The arrangement held out the promise of allowing both of them to do more of what they loved. A worthwhile goal, and not an uncommon one for couples pondering such a plunge. But what the DaMerts learned was that the road to that kind of mutual self-fulfillment is dotted with dangers nobody talks about.

Not that there aren't plenty of helpful experts out there, with much to say about the need for talking things through, for working at keeping each other honest, for finding creative ways to communicate -- renting a cabin in the woods, for instance, to get at what's bugging you while swatting at actual bugs. But where the experts often get it wrong is in their assessment of what's at stake: it's not just a question of either your company or your marriage being destroyed. Revenues at the DaMert Co. have more than quadrupled since 1989, and profits have grown sevenfold. The family is still very much intact, having moved to a mountaintop ranch house, complete with its own redwood grove. Even so, the DaMerts are only too willing to admit that they paid a higher physical and emotional price than they ever imagined they would for going into business together. "As a business owner, I like what Gail has done with the company, and I support her," says Fred. "From a personal standpoint, it was difficult to accept the changes she made."

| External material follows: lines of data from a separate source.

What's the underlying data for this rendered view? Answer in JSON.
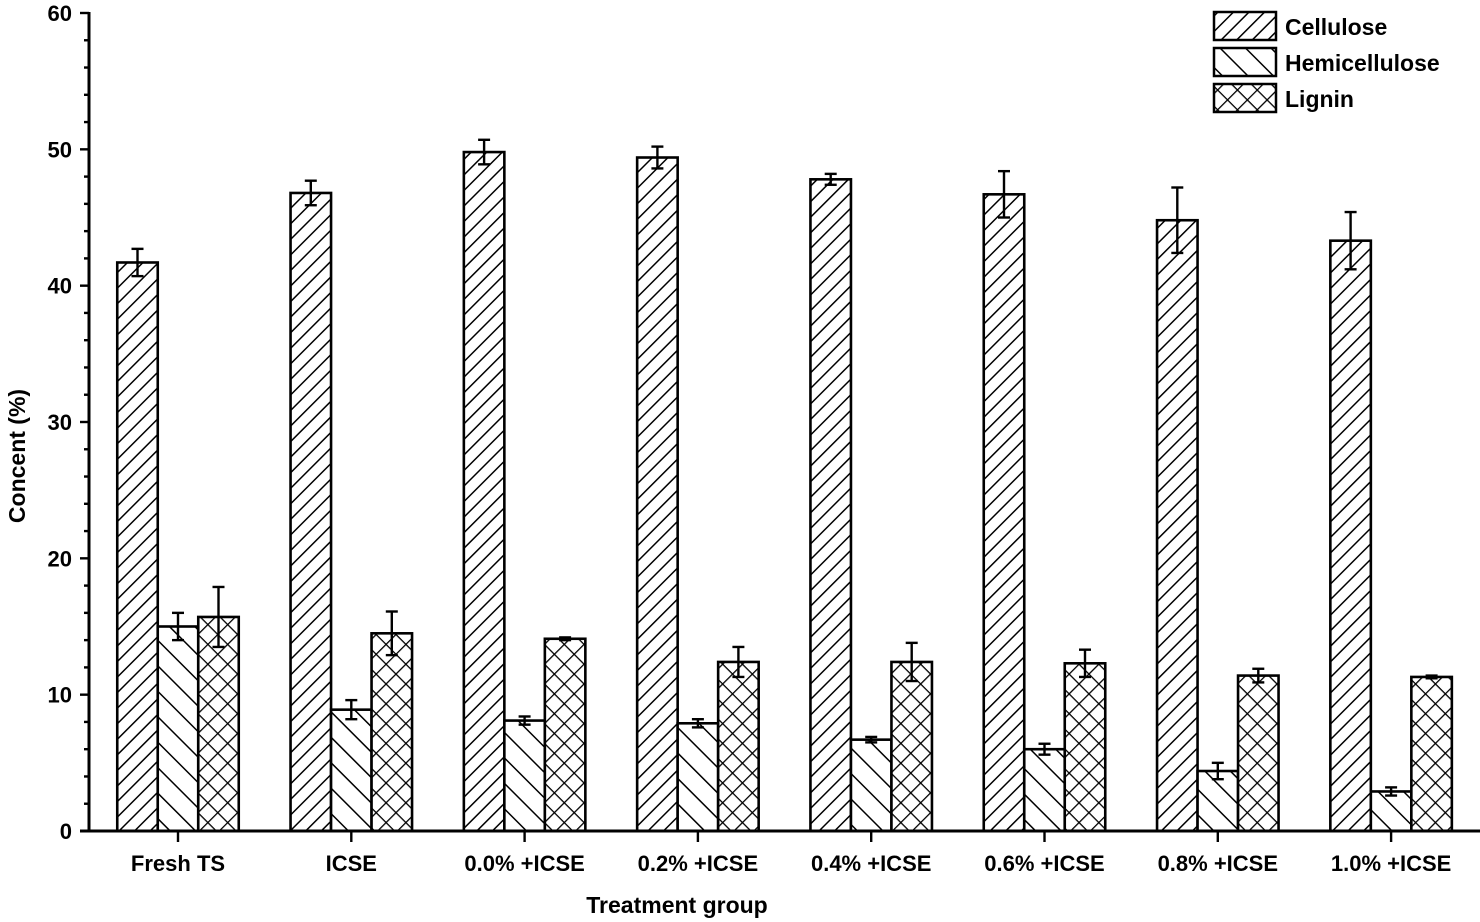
{
  "chart_data": {
    "type": "bar",
    "title": "",
    "xlabel": "Treatment group",
    "ylabel": "Concent (%)",
    "ylim": [
      0,
      60
    ],
    "yticks": [
      0,
      10,
      20,
      30,
      40,
      50,
      60
    ],
    "grid": false,
    "legend_position": "top-right",
    "categories": [
      "Fresh TS",
      "ICSE",
      "0.0% +ICSE",
      "0.2% +ICSE",
      "0.4% +ICSE",
      "0.6% +ICSE",
      "0.8% +ICSE",
      "1.0% +ICSE"
    ],
    "series": [
      {
        "name": "Cellulose",
        "pattern": "back-diagonal",
        "values": [
          41.7,
          46.8,
          49.8,
          49.4,
          47.8,
          46.7,
          44.8,
          43.3
        ],
        "errors": [
          1.0,
          0.9,
          0.9,
          0.8,
          0.4,
          1.7,
          2.4,
          2.1
        ]
      },
      {
        "name": "Hemicellulose",
        "pattern": "forward-diagonal",
        "values": [
          15.0,
          8.9,
          8.1,
          7.9,
          6.7,
          6.0,
          4.4,
          2.9
        ],
        "errors": [
          1.0,
          0.7,
          0.3,
          0.3,
          0.2,
          0.4,
          0.6,
          0.3
        ]
      },
      {
        "name": "Lignin",
        "pattern": "crosshatch",
        "values": [
          15.7,
          14.5,
          14.1,
          12.4,
          12.4,
          12.3,
          11.4,
          11.3
        ],
        "errors": [
          2.2,
          1.6,
          0.1,
          1.1,
          1.4,
          1.0,
          0.5,
          0.1
        ]
      }
    ]
  },
  "colors": {
    "ink": "#000000",
    "background": "#ffffff"
  }
}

Gail offers a more direct assessment. "I was trying to be like a good wife and not step on his ego as I came to work in his domain," she says. "If I had to do it over, I wouldn't avoid discussing the things that frustrate me with Fred."

Not even Fred's perception-bending toys can take the two of them back in time, of course. But for couples at any stage of embarking on a business together, the DaMerts' experience raises hard questions well worth taking the time to answer for yourselves. Maybe you'll already know where you stand. But if you don't, realize this: what's at stake may be different than you think.

* * *

1. Making the Decision
Why Are We Really Doing This?
To their credit, the DaMerts were clear about their reasons for going into business together. Gail wanted to spend more time with their children, Brian and Sara. Fred needed someone he could trust to handle the managerial aspects of the business. What they didn't sort out was what they would need from each other to reach those goals.